TCP

IP's role to get a packet/datagram from the source host to the destination host. IP is a packet delivery system; the packet carries some payload in its Data field; this could be an ICMP message but usually is something more interesting and important than error messages or Echoes; usually, it is the data/message of some networking application like Web, Email, Telnet; this message is not carried raw in IP's Data field but is carried by another layer of envelope: TCP or UDP. So IP usually carries a TCP or UDP envelope. Inside the Ethernet frame is the IP packet inside of which is a TCP segment inside of which is the application's "message" which is usually also an envelope of the application.
IP is an unreliable and connectionless datagram service. Packets can be lost, delivered out of order, even duplicated. IP is a best-effort protocol: it tries to deliver its payload, if it succeeds, good; if it fails, it doesn't care or do anything about it! (except for maybe an ICMP error message from a router). IP is essentially a one-way fire the packet into the network and forget about it. Doesn't know what its carrying.
So some additional value-added service/protocol is needed to deal with these issues. That's TCP. (For realtime and streaming applications and for some short request and response protocols like DHCP, DNS, SNMP, NTP they aren't dealt with, these applications use UDP). TCP turns the network into a reliable and connection-oriented service that guarantees delivery of message by using a complex system of acknowledgements and sequence numbers. It also performs a flow and traffic congestion role (even more complex).
Positive acknowledgment with retransmission is used to guarantee reliability of packet transfers. The receiver responds with an acknowledgment message as it receives the data. The sender keeps a record of each packet it sends. The sender also maintains a timer from when the packet was sent, and retransmits a packet if the timer expires before the message has been acknowledged.
Web, email, telnet/ssh remote login, ftp are some application protocols that use TCP. The goal is accurate "file transfer" activity, where every bit and byte of the message must be delivered. All of the (multi-packet) message must arrive and be reassembled before being given to the application. TCP is another 'envelope' and so has a header with various fields, including a Data field that carries the payload (the [portion of] web page, email, file etc). To identify the application/protocol of the payload, ports are used. (These are software constructs that are completely different from hardware NIC ports.) TCP header's Source port field indicates the sending application, the Destination port field indicates what application at the destination host this TCP segment is intended for.
Analogy is that IP network is the street, IP host is the house, the ports are the doors (up to 64K of them!). Behind a door is a particular application. Servers listen at a well-known port (e.g. web HTTP server at port 80, telnet server at port 23, ftp at port 21, SMTP email server at port 25) so that a client knows to whom (i.e. which server/listener) to send the message. Clients such as a web browser or telnet client are assigned an unused port number that will be used just for the duration of this networking activity. These short-lived ports are called ephemeral ports.
The TCPs on the two hosts establish a connection so they "know" they are communicating back and forth.They can determine that all data sent was received.
netstat                  show all connections
netstat -n                  numerically rather than with port names and DNS names
netstat -f               don't truncate the names to fit column width
netstat -a               show connections and listening servers
netstat -aob               w/PID and program
netstat -ano             show all connections and listeners numerically w/PID
netstat -p TCP           restrict to TCP (no UDPs)

TCP segment


Options: 0-40B
Checksum: on header and data.
SYN flag Let's synchronize sequence numbers. Only the first packet sent from each end has this set.
ACK flag All packets after the initial SYN packet sent by the client have this set.

TCP 3-way handshake

Example of how two hosts' TCPs establish a connection.

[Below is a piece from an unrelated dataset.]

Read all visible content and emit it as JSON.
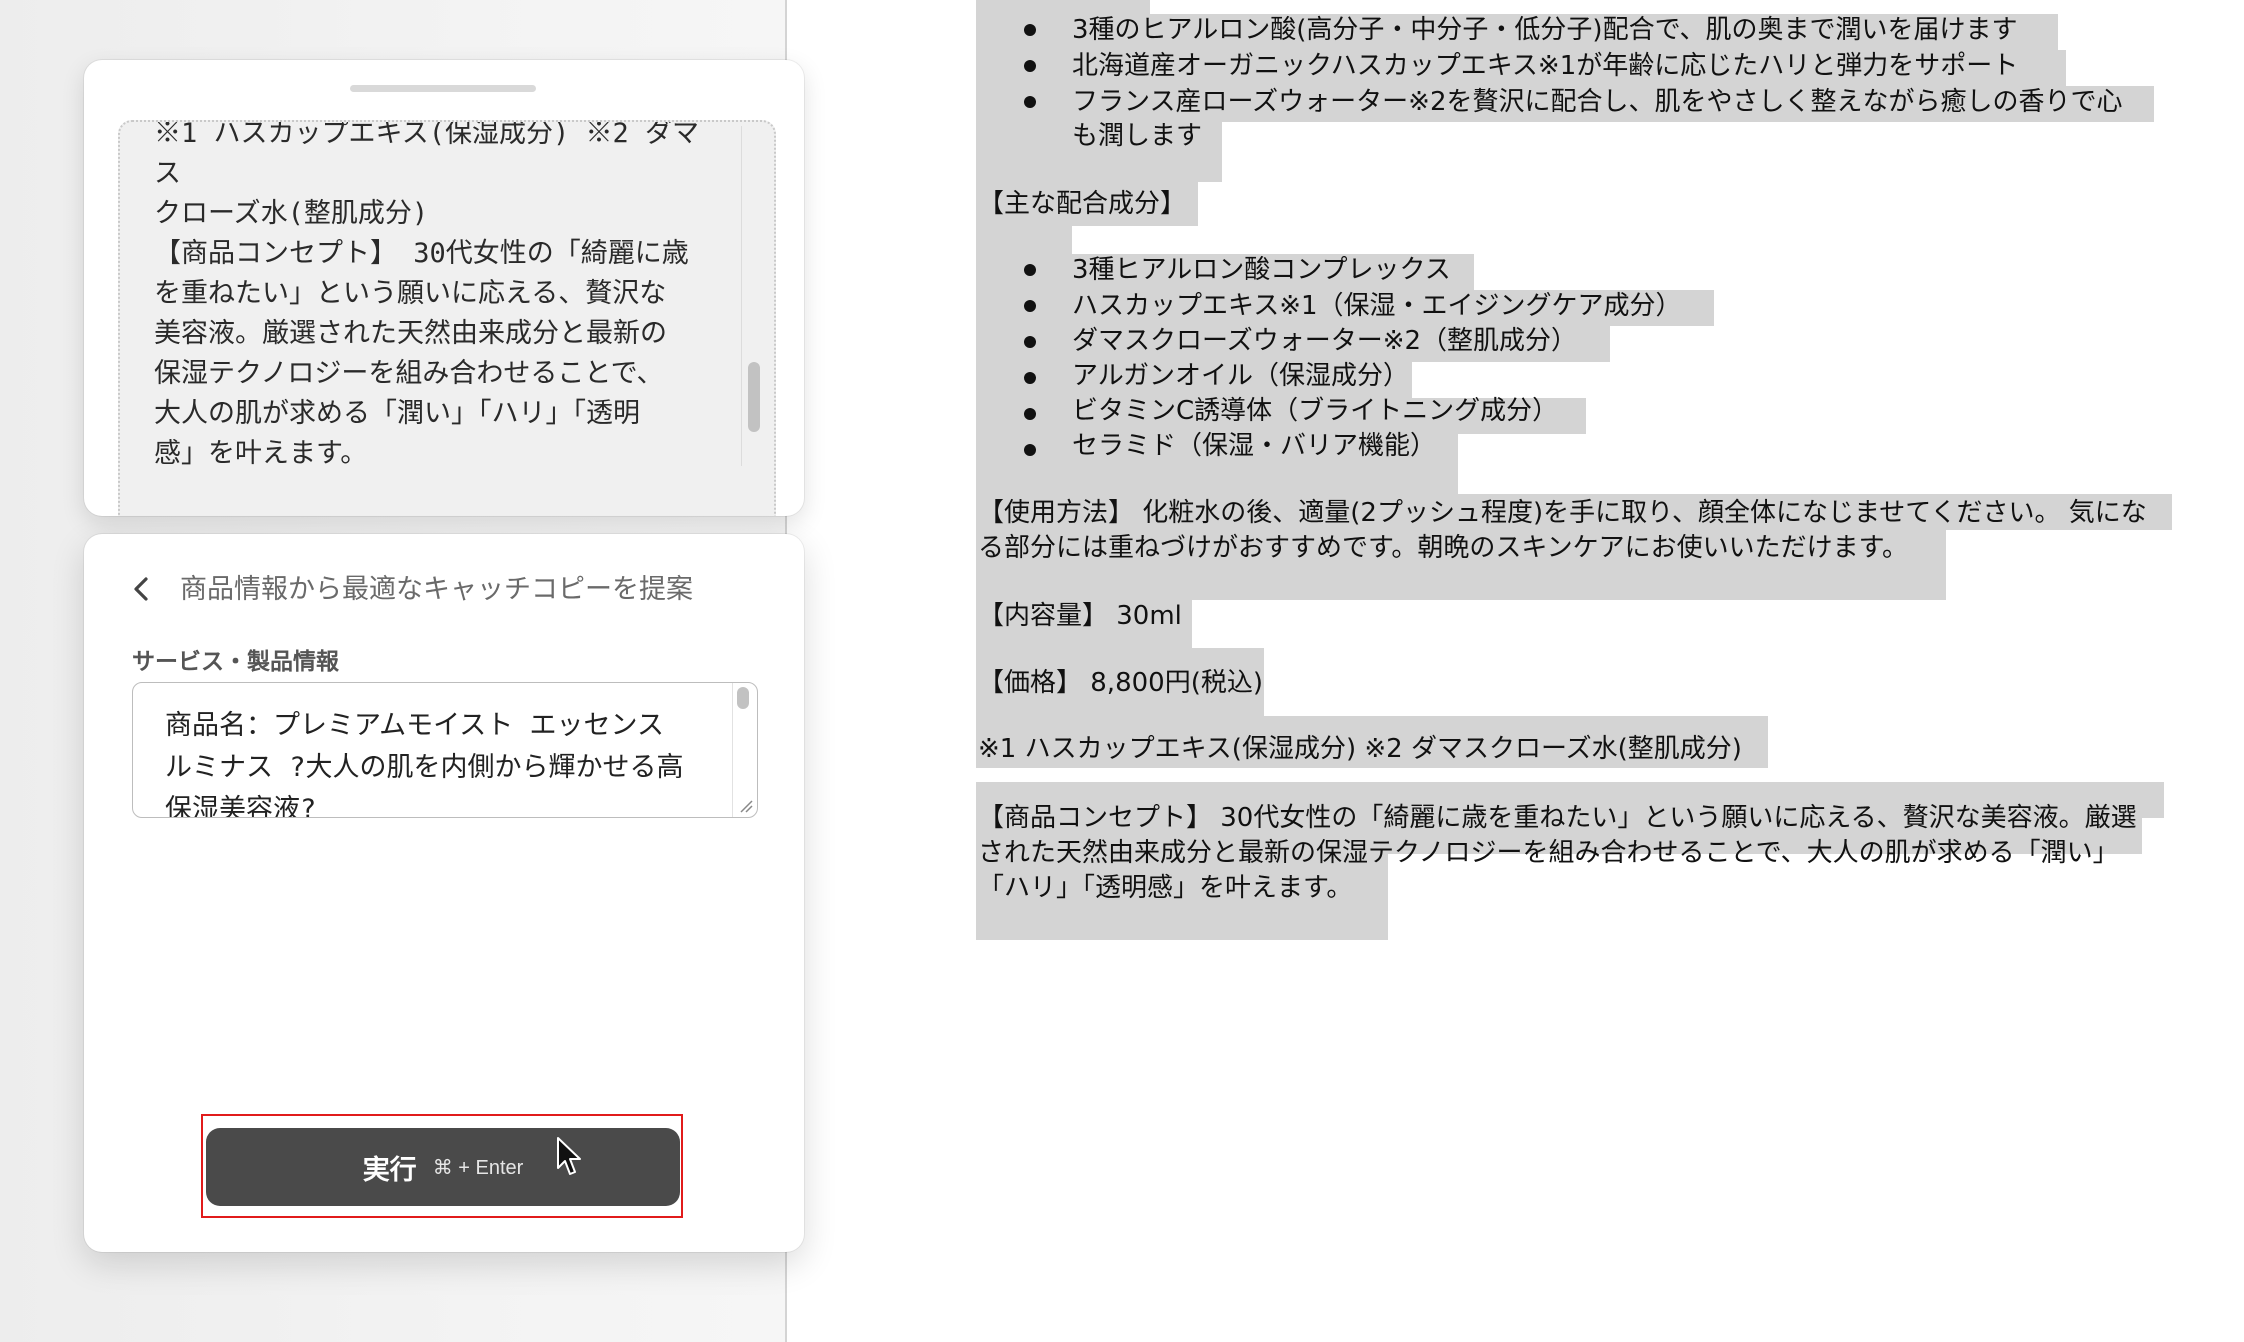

Each application on hosts has separate connection. Creates a kind of virtual circuit between the two TCP peers.

1. SYN: The active open is performed by the client sending a SYN to the server. The client sets the segment's sequence number to a random value A.
2. SYN-ACK: In response, the server replies with a SYN-ACK. The acknowledgment number is set to one more than the received sequence number i.e. A+1, and the sequence number that the server chooses for the packet is another random number, B.
3. ACK: Finally, the client sends an ACK back to the server. The sequence number is set to the received acknowledgement value i.e. A+1, and the acknowledgement number is set to one more than the received sequence number i.e. B+1. Both the client and server have received an acknowledgment of the connection.
Steps 1 and 2 establish the connection parameter (sequence number) for one direction and it is acknowledged. Steps 2 and 3 establish the connection parameter (sequence number) for the other direction and it is acknowledged. With these, a full-duplex communication is established.